When I got home and was in my flat a month and a half later, I realized how much I love my home. I only truly realized the value of my home after a long absence. In three years I have already forgotten what life was like before the full-scale invasion, and I am only now realizing what a nice, peaceful and happy time before the war was. It’s sad to realize… I really miss the time before the day of the full-scale invasion because it was wonderful. I have believed in Ukraine’s victory in this cruel and bloody war all these years, and I continue to believe. I sincerely and strongly believe that once the day will come and peace will reign on our land.
Glory to Ukraine!
Anna Brundzya:
The evening before February 24, 2022, I set my alarm for the earlier time than usual: even though I don’t really burst with morning productivity, I was convinced that on February 24 I will wake up at dawn and do something I love before leaving for school. Perhaps I would read a book I couldn’t finish due to the stress coming from the news and busyness or watch a movie hidden deep in my watch list and many other things. But when I woke up from the early alarm, I saw my mom standing next to the window and cautiously watching some action behind remote houses of Kyiv. I understood what was going on right away, when I asked my mom about her observations in the window, she said that the war probably started.

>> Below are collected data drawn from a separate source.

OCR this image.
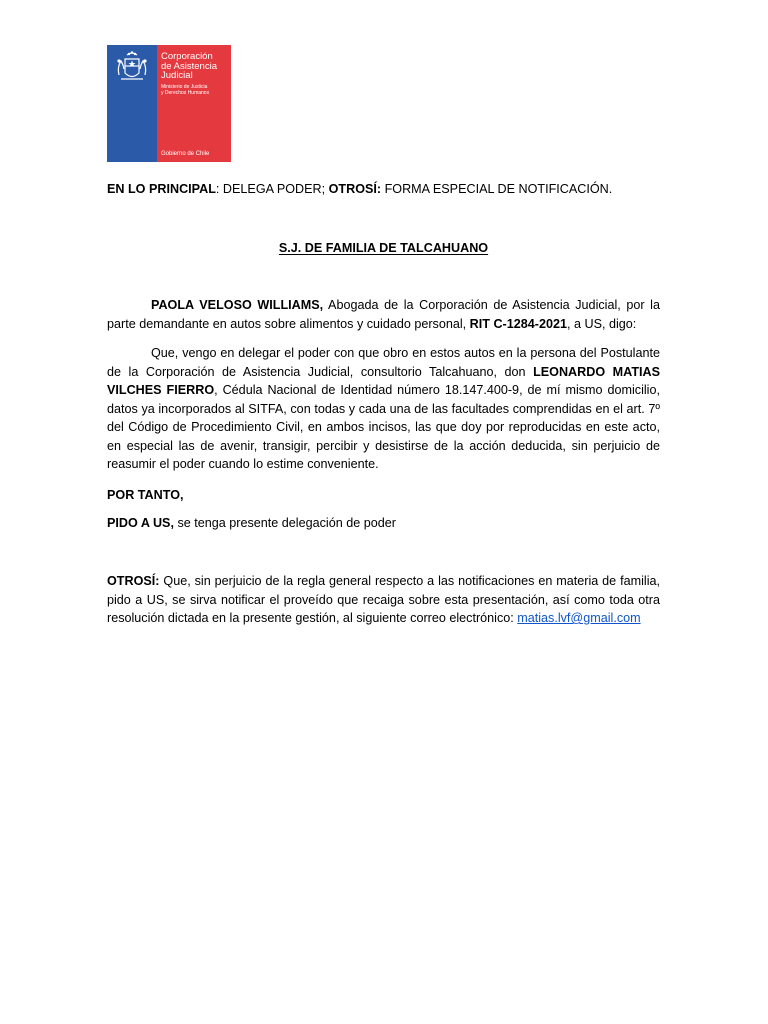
Corporación
de Asistencia
Judicial
Ministerio de Justicia
y Derechos Humanos
Gobierno de Chile
EN LO PRINCIPAL: DELEGA PODER; OTROSÍ: FORMA ESPECIAL DE NOTIFICACIÓN.
S.J. DE FAMILIA DE TALCAHUANO
PAOLA VELOSO WILLIAMS, Abogada de la Corporación de Asistencia Judicial, por la parte demandante en autos sobre alimentos y cuidado personal, RIT C-1284-2021, a US, digo:
Que, vengo en delegar el poder con que obro en estos autos en la persona del Postulante de la Corporación de Asistencia Judicial, consultorio Talcahuano, don LEONARDO MATIAS VILCHES FIERRO, Cédula Nacional de Identidad número 18.147.400-9, de mí mismo domicilio, datos ya incorporados al SITFA, con todas y cada una de las facultades comprendidas en el art. 7º del Código de Procedimiento Civil, en ambos incisos, las que doy por reproducidas en este acto, en especial las de avenir, transigir, percibir y desistirse de la acción deducida, sin perjuicio de reasumir el poder cuando lo estime conveniente.
POR TANTO,
PIDO A US, se tenga presente delegación de poder
OTROSÍ: Que, sin perjuicio de la regla general respecto a las notificaciones en materia de familia, pido a US, se sirva notificar el proveído que recaiga sobre esta presentación, así como toda otra resolución dictada en la presente gestión, al siguiente correo electrónico: matias.lvf@gmail.com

We live in the suburbs of the capital, right near to the small cities that took the most of the attacks those days, so the fear was rapidly growing from all the explosions we’ve heard and seen. I remember how my body was shaking, and I felt nauseous, my heart was beating so hard that I thought it would stop or explode and all the family members were feeling the same. Packing the most important things and leaving the city to hide from danger in the distant cottage felt unreal. I’ve never been there in winter. From this trip, the long-lasting feeling of injustice, constant understanding of near death and an absolute change in world perception began. In a few weeks me and my family left the country and went to Europe, but spending a year there did not soften the perception of war, on the contrary, it only made me want to miss my home more and accept the horrifying reality I can’t and won’t escape. From that time, nothing is the same and nothing has changed for me.